I still watch the Florida Insider Fishing Report ("brought to you by Chevrolet" lol)

Today they had a segment of bonefish.

What do you guys think about it? Besides the butt load of commercials


----------



## DeepSouthFly (Sep 7, 2016)

I think by the time the report is reported then blasted to the public, it's too late. lol


----------



## DeepSouthFly (Sep 7, 2016)

which is fine with me.


----------



## firecat1981 (Nov 27, 2007)

I can't stand the main guy, something about his voice is like nails on a chalk board to me. That being said I'll put it on in the background to hear fishing reports or look at the new gear. The girl is ok, but I think there are better options as far as hosts go.


----------



## crboggs (Mar 30, 2015)

Never watch it. Waste of time if you primarily fly fish.


----------



## MariettaMike (Jun 14, 2012)

What about Salt_Strong 411? Any good?


----------



## Megalops (Oct 23, 2011)

I can't stand the main guys guffawing but I do like his Pathfinder.


----------



## crboggs (Mar 30, 2015)

MariettaMike said:


> What about Salt_Strong 411? Any good?


"Salt Strong" lost all semblance of credibility when they came out with their initial list of "Must Know Florida Saltwater Anglers". I never went back...


----------



## Backcountry 16 (Mar 15, 2016)

Never heard of salt strong before.


----------



## Backcountry 16 (Mar 15, 2016)

And I will pass on the Chevrolet, Maverick boat company Costa sunglasses okuma reels I am sure I am missing about 40 more sponsors yawn fest insider fishing report. That's what we need more boats on the water.


----------



## SomaliPirate (Feb 5, 2016)

It seems like all angling media nowadays is a giant infomercial. I understand that bills gotta get paid, but come on. Silver Kings and old reruns of Walker's Cay are all I will watch nowadays.


----------



## Backcountry 16 (Mar 15, 2016)

SomaliPirate said:


> It seems like all angling media nowadays is a giant infomercial.
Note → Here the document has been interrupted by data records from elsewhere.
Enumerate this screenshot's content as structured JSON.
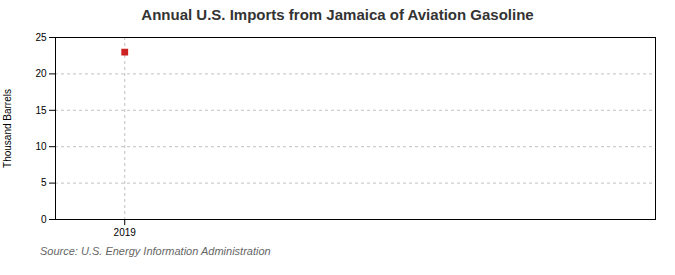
{
  "chart_data": {
    "type": "scatter",
    "title": "Annual U.S. Imports from Jamaica of Aviation Gasoline",
    "ylabel": "Thousand Barrels",
    "source": "Source: U.S. Energy Information Administration",
    "x": [
      2019
    ],
    "values": [
      23
    ],
    "color": "#cc2222",
    "marker": "square",
    "xlim": [
      2018.4,
      2023.6
    ],
    "xticks": [
      2019
    ],
    "ylim": [
      0,
      25
    ],
    "yticks": [
      0,
      5,
      10,
      15,
      20,
      25
    ],
    "grid": true
  }
}
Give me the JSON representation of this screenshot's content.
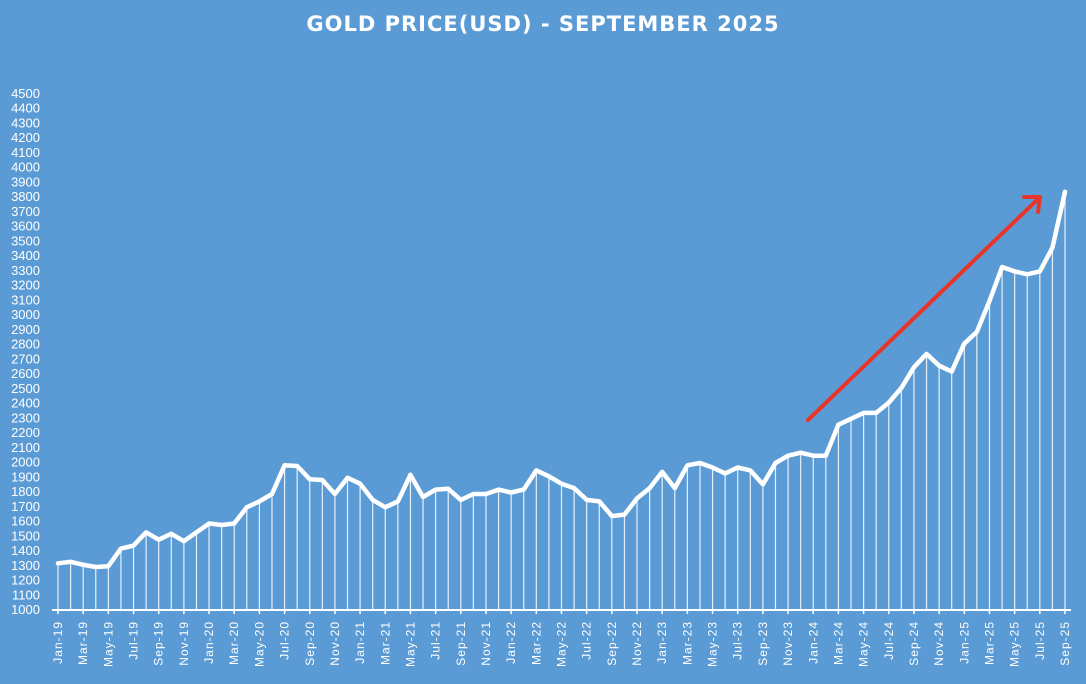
{
  "chart_data": {
    "type": "line",
    "title": "GOLD PRICE(USD) - SEPTEMBER 2025",
    "xlabel": "",
    "ylabel": "",
    "ylim": [
      1000,
      4500
    ],
    "ytick_step": 100,
    "grid": false,
    "legend": null,
    "line_color": "#ffffff",
    "background_color": "#5b9bd5",
    "annotation": {
      "type": "arrow",
      "color": "#e8352a",
      "description": "red upward trend arrow from Jan-24 to Aug-25"
    },
    "x": [
      "Jan-19",
      "Feb-19",
      "Mar-19",
      "Apr-19",
      "May-19",
      "Jun-19",
      "Jul-19",
      "Aug-19",
      "Sep-19",
      "Oct-19",
      "Nov-19",
      "Dec-19",
      "Jan-20",
      "Feb-20",
      "Mar-20",
      "Apr-20",
      "May-20",
      "Jun-20",
      "Jul-20",
      "Aug-20",
      "Sep-20",
      "Oct-20",
      "Nov-20",
      "Dec-20",
      "Jan-21",
      "Feb-21",
      "Mar-21",
      "Apr-21",
      "May-21",
      "Jun-21",
      "Jul-21",
      "Aug-21",
      "Sep-21",
      "Oct-21",
      "Nov-21",
      "Dec-21",
      "Jan-22",
      "Feb-22",
      "Mar-22",
      "Apr-22",
      "May-22",
      "Jun-22",
      "Jul-22",
      "Aug-22",
      "Sep-22",
      "Oct-22",
      "Nov-22",
      "Dec-22",
      "Jan-23",
      "Feb-23",
      "Mar-23",
      "Apr-23",
      "May-23",
      "Jun-23",
      "Jul-23",
      "Aug-23",
      "Sep-23",
      "Oct-23",
      "Nov-23",
      "Dec-23",
      "Jan-24",
      "Feb-24",
      "Mar-24",
      "Apr-24",
      "May-24",
      "Jun-24",
      "Jul-24",
      "Aug-24",
      "Sep-24",
      "Oct-24",
      "Nov-24",
      "Dec-24",
      "Jan-25",
      "Feb-25",
      "Mar-25",
      "Apr-25",
      "May-25",
      "Jun-25",
      "Jul-25",
      "Aug-25",
      "Sep-25"
    ],
    "series": [
      {
        "name": "Gold Price (USD)",
        "values": [
          1310,
          1320,
          1300,
          1285,
          1290,
          1410,
          1430,
          1520,
          1470,
          1510,
          1460,
          1520,
          1580,
          1570,
          1580,
          1690,
          1730,
          1780,
          1975,
          1970,
          1880,
          1875,
          1780,
          1890,
          1850,
          1740,
          1690,
          1730,
          1910,
          1760,
          1810,
          1815,
          1740,
          1780,
          1780,
          1810,
          1790,
          1810,
          1940,
          1900,
          1850,
          1820,
          1740,
          1730,
          1630,
          1640,
          1750,
          1820,
          1930,
          1820,
          1975,
          1990,
          1960,
          1920,
          1960,
          1940,
          1845,
          1990,
          2040,
          2060,
          2040,
          2040,
          2250,
          2290,
          2330,
          2330,
          2400,
          2500,
          2640,
          2730,
          2650,
          2610,
          2800,
          2880,
          3090,
          3320,
          3290,
          3270,
          3290,
          3450,
          3830
        ]
      }
    ],
    "x_tick_labels": [
      "Jan-19",
      "Mar-19",
      "May-19",
      "Jul-19",
      "Sep-19",
      "Nov-19",
      "Jan-20",
      "Mar-20",
      "May-20",
      "Jul-20",
      "Sep-20",
      "Nov-20",
      "Jan-21",
      "Mar-21",
      "May-21",
      "Jul-21",
      "Sep-21",
      "Nov-21",
      "Jan-22",
      "Mar-22",
      "May-22",
      "Jul-22",
      "Sep-22",
      "Nov-22",
      "Jan-23",
      "Mar-23",
      "May-23",
      "Jul-23",
      "Sep-23",
      "Nov-23",
      "Jan-24",
      "Mar-24",
      "May-24",
      "Jul-24",
      "Sep-24",
      "Nov-24",
      "Jan-25",
      "Mar-25",
      "May-25",
      "Jul-25",
      "Sep-25"
    ]
  }
}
I understand that bills gotta get paid, but come on. Silver Kings and old reruns of Walker's Cay are all I will watch nowadays.


X2 on Walker's cay my favorite.


----------



## crboggs (Mar 30, 2015)

Silver Kings is the only fishing show I DVR these days.


----------



## fishicaltherapist (Mar 9, 2013)

Record, delete commercials,speed through all of the blah blah, listen to area appropriate info, and delete. Good show, I just don't have the time. I'm going fishin' !!!!!!


----------



## tailchaser16 (Sep 23, 2008)

I watch on and off, however, Murphy, Brie, the guide from the NE (Jax) area, G. Paige (West coast) and the tournament announcer guy from the keys bothers me. Like the work bench and new gear items, but Dave Ferrel can be long winded!


----------



## firecat1981 (Nov 27, 2007)

I haven't met one person who likes Rick Murphy as a host. I'm sure he's a good capt, but his voice and presence grind on me.


----------



## DuckNut (Apr 3, 2009)

The entire show is a hoax.

Geoff Whatever his name is for the Naples/Sarasota area had a report and posted a picture of a group of people who just were suppose to have just caught some real nice snapper during a recent trip.

Guess what? That picture was of MY family who took a trip out of St. Pete with Billy Nobles over two years prior.

Not one of the reports are actually of what transpired during the week. It is simply a way to generate excitement so those guides get a full schedule.

Rick should have quit a couple years ago when they ran out of money and took a year or two off. 

Not on my schedule anymore - just occasionally.


----------



## Capnredfish (Feb 1, 2012)

I've given up watching most fishing shows. Seahunter is ok. But anything produced like an infomercial count me out.


----------